Jen Psaki, the White House press secretary, criticized Florida surgeon general Joseph Ladapo’s advice that healthy children not be given the Covid-19 vaccine.
When a reporter asked Psaki whether the Biden administration agreed with that advisory, she replied: “Absolutely not. … We know the science, we know the data and what works and what the most effective steps are in protecting people of a range of ages from hospitalization and even death.”
She stated that the vaccine’s safety and efficacy for children have been confirmed by the FDA and the CDC. While it’s unclear what age group Ladapo’s advice is aimed towards, studies have consistently found that Covid infection poses a minimal risk of severe disease in young children.
Psaki focused her response on adolescent risk, which is higher than that of young children.
“We also know through the data that unvaccinated teenagers are three times as likely to be hospitalized for Covid than vaccinated teenagers, so it’s deeply disturbing that there are politicians peddling conspiracy theories out there, and casting doubt on vaccinations when it is our best tool against the virus and the best tool to prevent even teenagers from being hospitalized,” Psaki said.
Despite overwhelming evidence that they are not a group at risk of serious infection, children have borne the brunt of pandemic mitigation measures, such as masking for seven hours a day in public schools.
At a roundtable hosted by Governor Ron DeSantis on Monday, the head of Florida’s health department revealed the decision.

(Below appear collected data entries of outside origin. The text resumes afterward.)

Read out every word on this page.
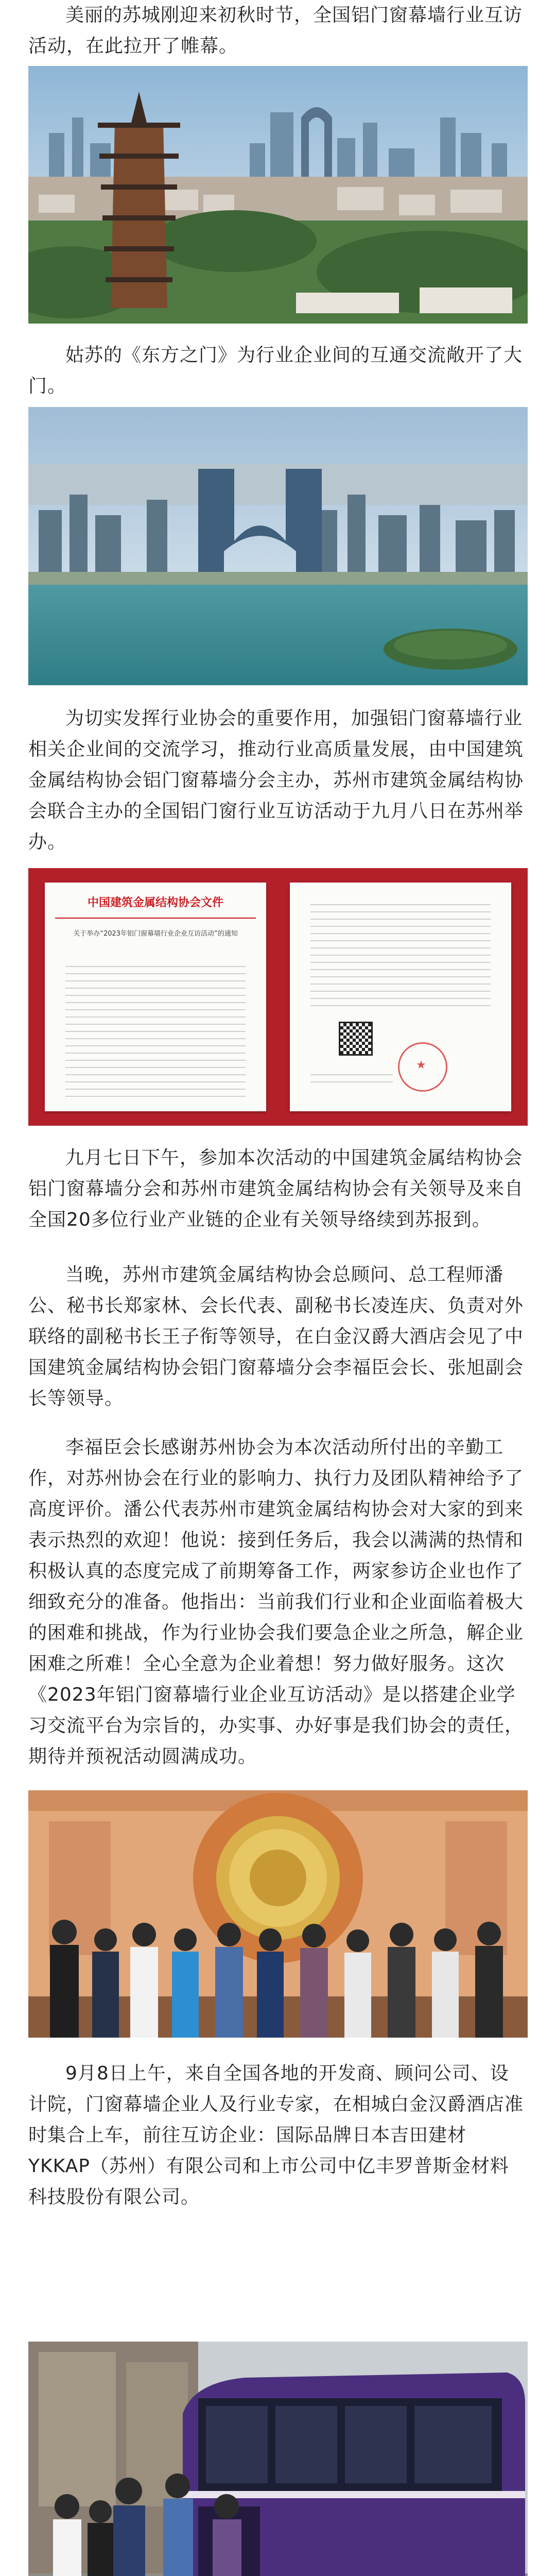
美丽的苏城刚迎来初秋时节，全国铝门窗幕墙行业互访活动，在此拉开了帷幕。

姑苏的《东方之门》为行业企业间的互通交流敞开了大门。

为切实发挥行业协会的重要作用，加强铝门窗幕墙行业相关企业间的交流学习，推动行业高质量发展，由中国建筑金属结构协会铝门窗幕墙分会主办，苏州市建筑金属结构协会联合主办的全国铝门窗行业互访活动于九月八日在苏州举办。

中国建筑金属结构协会文件
关于举办“2023年铝门窗幕墙行业企业互访活动”的通知
★

九月七日下午，参加本次活动的中国建筑金属结构协会铝门窗幕墙分会和苏州市建筑金属结构协会有关领导及来自全国20多位行业产业链的企业有关领导络续到苏报到。

当晚，苏州市建筑金属结构协会总顾问、总工程师潘公、秘书长郑家林、会长代表、副秘书长凌连庆、负责对外联络的副秘书长王子衔等领导，在白金汉爵大酒店会见了中国建筑金属结构协会铝门窗幕墙分会李福臣会长、张旭副会长等领导。

李福臣会长感谢苏州协会为本次活动所付出的辛勤工作，对苏州协会在行业的影响力、执行力及团队精神给予了高度评价。潘公代表苏州市建筑金属结构协会对大家的到来表示热烈的欢迎！他说：接到任务后，我会以满满的热情和积极认真的态度完成了前期筹备工作，两家参访企业也作了细致充分的准备。他指出：当前我们行业和企业面临着极大的困难和挑战，作为行业协会我们要急企业之所急，解企业困难之所难！全心全意为企业着想！努力做好服务。这次《2023年铝门窗幕墙行业企业互访活动》是以搭建企业学习交流平台为宗旨的，办实事、办好事是我们协会的责任，期待并预祝活动圆满成功。

9月8日上午，来自全国各地的开发商、顾问公司、设计院，门窗幕墙企业人及行业专家，在相城白金汉爵酒店准时集合上车，前往互访企业：国际品牌日本吉田建材YKKAP（苏州）有限公司和上市公司中亿丰罗普斯金材料科技股份有限公司。
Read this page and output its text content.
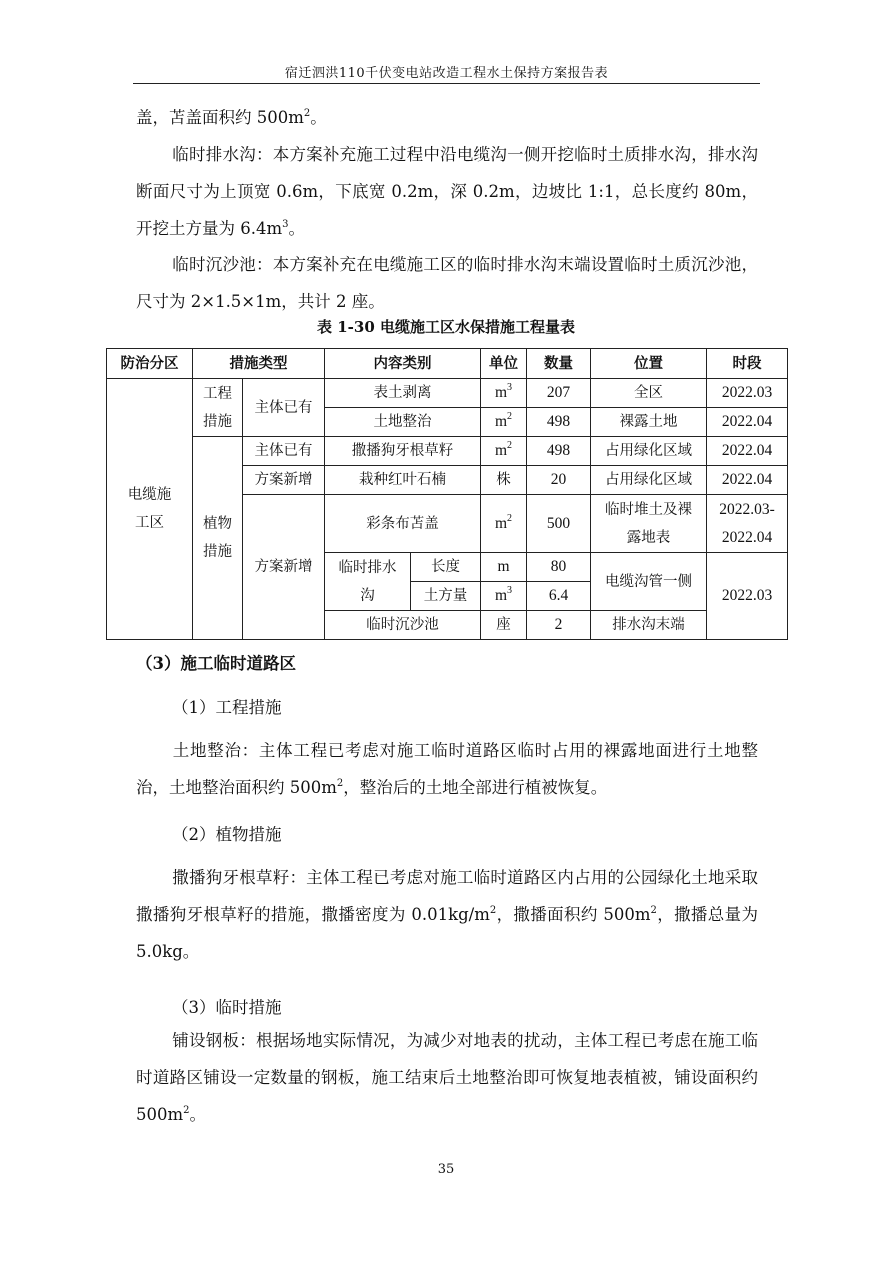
宿迁泗洪110千伏变电站改造工程水土保持方案报告表

盖，苫盖面积约 $500m^2$。

临时排水沟：本方案补充施工过程中沿电缆沟一侧开挖临时土质排水沟，排水沟断面尺寸为上顶宽 0.6m，下底宽 0.2m，深 0.2m，边坡比 1:1，总长度约 80m，开挖土方量为 $6.4m^3$。

临时沉沙池：本方案补充在电缆施工区的临时排水沟末端设置临时土质沉沙池，尺寸为 2×1.5×1m，共计 2 座。

表 1-30 电缆施工区水保措施工程量表
防治分区	措施类型		内容类别		单位	数量	位置	时段
电缆施工区	工程措施	主体已有	表土剥离		$m^3$	207	全区	2022.03
			土地整治		$m^2$	498	裸露土地	2022.04
	植物措施	主体已有	撒播狗牙根草籽		$m^2$	498	占用绿化区域	2022.04
		方案新增	栽种红叶石楠		株	20	占用绿化区域	2022.04
		方案新增	彩条布苫盖		$m^2$	500	临时堆土及裸露地表	2022.03-2022.04
			临时排水沟	长度	m	80	电缆沟管一侧	2022.03
				土方量	$m^3$	6.4		
			临时沉沙池		座	2	排水沟末端	
（3）施工临时道路区
（1）工程措施

土地整治：主体工程已考虑对施工临时道路区临时占用的裸露地面进行土地整治，土地整治面积约 $500m^2$，整治后的土地全部进行植被恢复。

（2）植物措施

撒播狗牙根草籽：主体工程已考虑对施工临时道路区内占用的公园绿化土地采取撒播狗牙根草籽的措施，撒播密度为 $0.01kg/m^2$，撒播面积约 $500m^2$，撒播总量为 5.0kg。

（3）临时措施

铺设钢板：根据场地实际情况，为减少对地表的扰动，主体工程已考虑在施工临时道路区铺设一定数量的钢板，施工结束后土地整治即可恢复地表植被，铺设面积约 $500m^2$。

35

“The Florida Department of Health is going to be the first state to officially recommend against the COVID-19 vaccines for healthy children,” Ladapo said at the meeting.
“[There’s] individual rights, individual choice, and truth on one side, and really sort of overarching powers, overarching government, abuse of powers, abuse of data, dishonesty and frankly, a lot of unethical behavior on the other side,” he added.
On several Covid-19 policies, Ladapo has echoed DeSantis, blasting the Biden administration in recent months for limiting the release of specific monoclonal antibodies.
Despite the fact that many European countries have expedited and increased vaccine access to almost all age groups in their populations, Sweden decided in January that it will not recommend vaccines for children aged five to eleven since the risks outweighed the benefits. In Germany, the vaccine is only recommended for children aged five to eleven who have pre-existing medical conditions.